O corte atingiu produtores como os da cooperativa de Lopes. A entidade até fechou novos contratos para entrega de cerca de 15 mil litros de bebida láctea às prefeituras de Camutanga e de Carpina (PE) quando as aulas retomaram. “Compramos os insumos e nos organizamos para as entregas, mas as prefeituras não fizeram o pedido acordado e saímos no prejuízo de mais de R$ 30 mil”, conta. Sem clientes nem capital de giro, a cooperativa acabou fechando em 2022. Procuradas, as duas prefeituras não se pronunciaram.

Os jovens que preferirem o campo vão querer retorno financeiro”
— Adriana Ribeiro

Segundo a ÓAÊ, a parcela de entidades executoras que cumpriam o mínimo de compra de produtores familiares subiu para 55% em 2022. Algumas chegam a usar quase todo o recurso recebido na aquisição desses produtos. “Mas, no rumo oposto, há também aqueles que não compram nada”, diz Mariana Santarelli, coordenadora do observatório. Entre as capitais, enquanto Boa Vista e São Paulo destinaram em 2022 100% e 90,7% desses recursos à produção familiar, cada, segundo o Fundo Nacional de Desenvolvimento da Educação (FNDE), Macapá não fez nenhuma compra e, no Recife, a fatia ficou em 4,4%. Procuradas, as duas prefeituras não responderam.

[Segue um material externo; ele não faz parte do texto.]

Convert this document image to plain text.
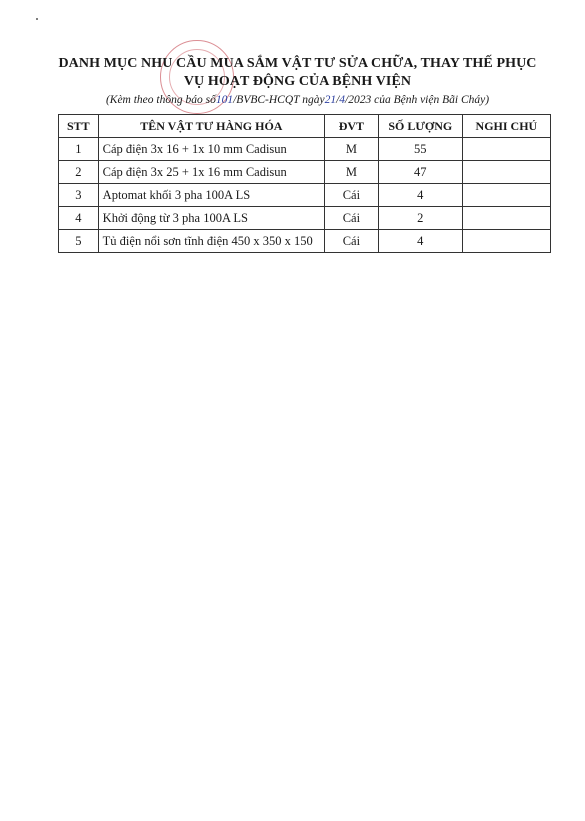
DANH MỤC NHU CẦU MUA SẮM VẬT TƯ SỬA CHỮA, THAY THẾ PHỤC
VỤ HOẠT ĐỘNG CỦA BỆNH VIỆN
(Kèm theo thông báo số101/BVBC-HCQT ngày21/4/2023 của Bệnh viện Bãi Cháy)
STT	TÊN VẬT TƯ HÀNG HÓA	ĐVT	SỐ LƯỢNG	NGHI CHÚ
1	Cáp điện 3x 16 + 1x 10 mm Cadisun	M	55	
2	Cáp điện 3x 25 + 1x 16 mm Cadisun	M	47	
3	Aptomat khối 3 pha 100A LS	Cái	4	
4	Khởi động từ 3 pha 100A LS	Cái	2	
5	Tủ điện nổi sơn tĩnh điện 450 x 350 x 150	Cái	4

“Municípios enfrentam dificuldades no mapeamento da agricultura familiar local, na elaboração das chamadas públicas para aquisição dos alimentos, na adaptação dos cardápios que incluam esses produtos, além de alguns estarem em áreas com baixa produção agrícola”, informa, em nota, o FNDE. “Apesar disso, observa-se um crescimento gradual na adesão à meta”, acrescenta.

Entre os municípios que cumprem os requisitos, Muriaé (MG) destinou, em 2022, 55,9% de recursos do PNAE à produção familiar. Todas as escolas recebem frutas, legumes, grãos e outros alimentos da Cooperativa dos Produtores da Agricultura Familiar Solidária (Coopaf), formada por 248 pequenos e médios proprietários da região. Neste ano, a cooperativa espera vender R$ 5 milhões por meio do programa a Muriaé e a outros 19 municípios da entorno.

Na Coopaf, a produção é armazenada, quando necessário, em câmaras frigoríficas. A formação dos associados é outra frente de atuação. Além de assistência técnica e cursos na área de produção agrícola, a Coopaf tem um curso de gestão financeira no campo com foco aos cooperados de até 30 anos. “Nossos produtores estão envelhecendo e entendemos que os jovens que preferirem o campo vão querer retorno financeiro. Não dá para ficar só porque o passarinho encanta”, diz diretora-presidente da organização, Adriana Ribeiro.